I don’t really know why I get attached to certain people so fast. Trust me if I could change anything about myself, it would be that. It’s like as soon as someone starts to show they care I latch on and it’s a pain to let go of. I tried to blame my mom for this awful curse but when she asked why I had no real clue why so I had to point the blame back at myself.
See anytime I get attached to someone they show me why I shouldn’t. They show me why I was so hesitant to let them in the first place. But the problem is, I never stop myself from getting attached. I would look at myself in the mirror tears rolling down my face and say “I will not get attached anymore” yet next thing you know, I’m getting attached and then getting hurt. It’s a vicious cycle. A vicious cycle I cannot break.
This inconvenient ability to get too attached too fast has caused me to do the only thing I think is logical but in reality is far from it. Block out all feelings. And say some feelings sneak through... no problem I’ll just try and ruin it before it gets anywhere real. This has caused for many awkward encounters of people I’ve had to just cut out of my life in fear I’ll end up hurt.
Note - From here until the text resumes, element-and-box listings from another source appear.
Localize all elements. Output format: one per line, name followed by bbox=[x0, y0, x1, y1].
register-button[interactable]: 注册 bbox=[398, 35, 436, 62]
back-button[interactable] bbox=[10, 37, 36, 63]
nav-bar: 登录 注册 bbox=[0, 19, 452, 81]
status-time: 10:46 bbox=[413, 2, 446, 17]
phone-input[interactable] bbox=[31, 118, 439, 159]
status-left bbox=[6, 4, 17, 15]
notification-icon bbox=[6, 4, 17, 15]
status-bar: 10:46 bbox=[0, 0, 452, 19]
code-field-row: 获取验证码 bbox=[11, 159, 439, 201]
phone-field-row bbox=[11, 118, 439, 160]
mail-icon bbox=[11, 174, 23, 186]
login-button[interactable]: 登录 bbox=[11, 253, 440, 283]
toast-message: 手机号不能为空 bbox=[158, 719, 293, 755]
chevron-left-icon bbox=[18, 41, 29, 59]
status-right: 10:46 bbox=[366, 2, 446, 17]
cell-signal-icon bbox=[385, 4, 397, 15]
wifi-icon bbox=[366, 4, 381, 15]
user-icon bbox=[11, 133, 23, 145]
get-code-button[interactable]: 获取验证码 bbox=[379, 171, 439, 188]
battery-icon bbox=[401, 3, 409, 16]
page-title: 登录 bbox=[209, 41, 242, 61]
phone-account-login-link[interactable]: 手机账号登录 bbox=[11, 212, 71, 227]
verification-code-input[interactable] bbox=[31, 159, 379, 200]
I mean I guess in the process of cutting everyone out I’ve probably cut out some really awesome people. Unfortunately, I wouldn’t know.
I say I don’t know why I get attached so fast or so much but to be honest I think I do know why. And it does have something to do with my mom, with both my parents actually. They have never not shown me love, that’s all I know, love. So I blame me getting attached on the fact I have so much love to give. It still sucks though… and it always will, until I find the right person to get attached to.